Ferdie had not been at the Lothian as long as Doris. He had not yet learned not to take an interest. He had a married daughter in the other part of the town who was always on at him to tell her things. She wished he worked at the Queens or the Imperial, so that he could tell her about famous people. No one famous ever came to the Lothian. Ferdie, however, always had it in the back of his mind that one day there would be a murder done there. That
would
be something. His picture in the London, as well as the local papers.
Doris slammed another plastic tray on to the pantry shelf. “Just look at that!” She indicated the curling cigarette burn on the edge. Would they never learn that you couldn’t treat modern improvements the same as the old stuff?
“I don’t know what time he wants his tea,” Ferdie said. “He’d gone up before I could ask.”

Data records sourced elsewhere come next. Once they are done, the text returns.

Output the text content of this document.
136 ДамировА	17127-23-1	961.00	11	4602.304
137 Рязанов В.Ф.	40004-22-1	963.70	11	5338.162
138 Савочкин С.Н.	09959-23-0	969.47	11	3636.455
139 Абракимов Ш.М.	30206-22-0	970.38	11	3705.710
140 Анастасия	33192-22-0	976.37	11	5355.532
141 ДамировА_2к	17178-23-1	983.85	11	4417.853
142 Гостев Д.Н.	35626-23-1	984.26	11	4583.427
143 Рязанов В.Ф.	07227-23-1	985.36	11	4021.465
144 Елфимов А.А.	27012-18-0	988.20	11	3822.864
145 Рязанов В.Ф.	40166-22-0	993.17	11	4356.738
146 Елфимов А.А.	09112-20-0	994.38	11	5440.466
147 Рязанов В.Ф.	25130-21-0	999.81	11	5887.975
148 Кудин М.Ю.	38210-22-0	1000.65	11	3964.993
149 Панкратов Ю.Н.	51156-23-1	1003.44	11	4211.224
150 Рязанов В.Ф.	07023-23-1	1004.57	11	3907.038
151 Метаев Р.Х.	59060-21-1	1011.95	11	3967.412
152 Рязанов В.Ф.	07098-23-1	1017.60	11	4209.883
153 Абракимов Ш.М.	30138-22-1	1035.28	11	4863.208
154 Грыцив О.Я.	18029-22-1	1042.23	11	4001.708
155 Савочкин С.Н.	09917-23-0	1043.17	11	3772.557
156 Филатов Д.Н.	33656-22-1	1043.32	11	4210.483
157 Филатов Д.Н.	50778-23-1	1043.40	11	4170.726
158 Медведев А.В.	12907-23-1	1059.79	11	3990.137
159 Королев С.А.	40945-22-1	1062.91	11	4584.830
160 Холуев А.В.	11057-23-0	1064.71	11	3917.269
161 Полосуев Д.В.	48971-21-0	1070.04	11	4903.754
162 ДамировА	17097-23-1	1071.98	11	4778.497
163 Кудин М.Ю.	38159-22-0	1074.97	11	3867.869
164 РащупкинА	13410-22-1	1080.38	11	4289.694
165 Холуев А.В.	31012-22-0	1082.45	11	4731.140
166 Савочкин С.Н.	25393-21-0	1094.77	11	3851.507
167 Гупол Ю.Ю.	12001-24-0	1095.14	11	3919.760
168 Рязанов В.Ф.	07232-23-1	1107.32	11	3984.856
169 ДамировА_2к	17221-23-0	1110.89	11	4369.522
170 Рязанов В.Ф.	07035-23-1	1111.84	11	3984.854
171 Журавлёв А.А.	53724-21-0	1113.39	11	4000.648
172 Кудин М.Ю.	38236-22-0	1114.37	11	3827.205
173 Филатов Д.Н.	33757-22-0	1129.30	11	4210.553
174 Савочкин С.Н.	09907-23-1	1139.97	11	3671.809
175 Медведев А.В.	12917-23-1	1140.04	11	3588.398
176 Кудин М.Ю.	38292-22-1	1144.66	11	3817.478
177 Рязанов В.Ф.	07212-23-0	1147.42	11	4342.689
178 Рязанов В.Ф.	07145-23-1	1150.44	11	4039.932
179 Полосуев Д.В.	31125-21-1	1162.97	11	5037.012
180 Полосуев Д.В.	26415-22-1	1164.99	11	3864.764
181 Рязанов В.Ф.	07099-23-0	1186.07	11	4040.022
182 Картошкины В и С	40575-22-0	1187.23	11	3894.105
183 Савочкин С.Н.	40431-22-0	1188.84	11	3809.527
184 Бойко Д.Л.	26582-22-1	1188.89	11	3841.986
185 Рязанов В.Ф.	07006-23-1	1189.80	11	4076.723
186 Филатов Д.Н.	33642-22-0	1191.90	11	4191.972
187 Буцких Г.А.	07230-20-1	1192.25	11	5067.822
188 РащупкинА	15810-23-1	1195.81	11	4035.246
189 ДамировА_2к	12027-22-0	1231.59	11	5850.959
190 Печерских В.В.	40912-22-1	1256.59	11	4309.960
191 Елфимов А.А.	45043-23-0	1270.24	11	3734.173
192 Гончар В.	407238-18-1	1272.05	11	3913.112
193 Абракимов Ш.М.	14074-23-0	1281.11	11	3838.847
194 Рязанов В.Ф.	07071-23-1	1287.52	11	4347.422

“Oh well,” said Doris. “He’ll get it now, while the kettles are boiling, and like it.”
When she went into No. 4, she screamed and had to lean against the door, collecting her heart together.
“What’s the matter? Who’s that?” No. 4 sat up in bed, looking round him as if he could not think where he was.
“Oh, he gave me a fright.” Doris drew great breaths. “Rising up at me from under the bed like one coming out of the sea.”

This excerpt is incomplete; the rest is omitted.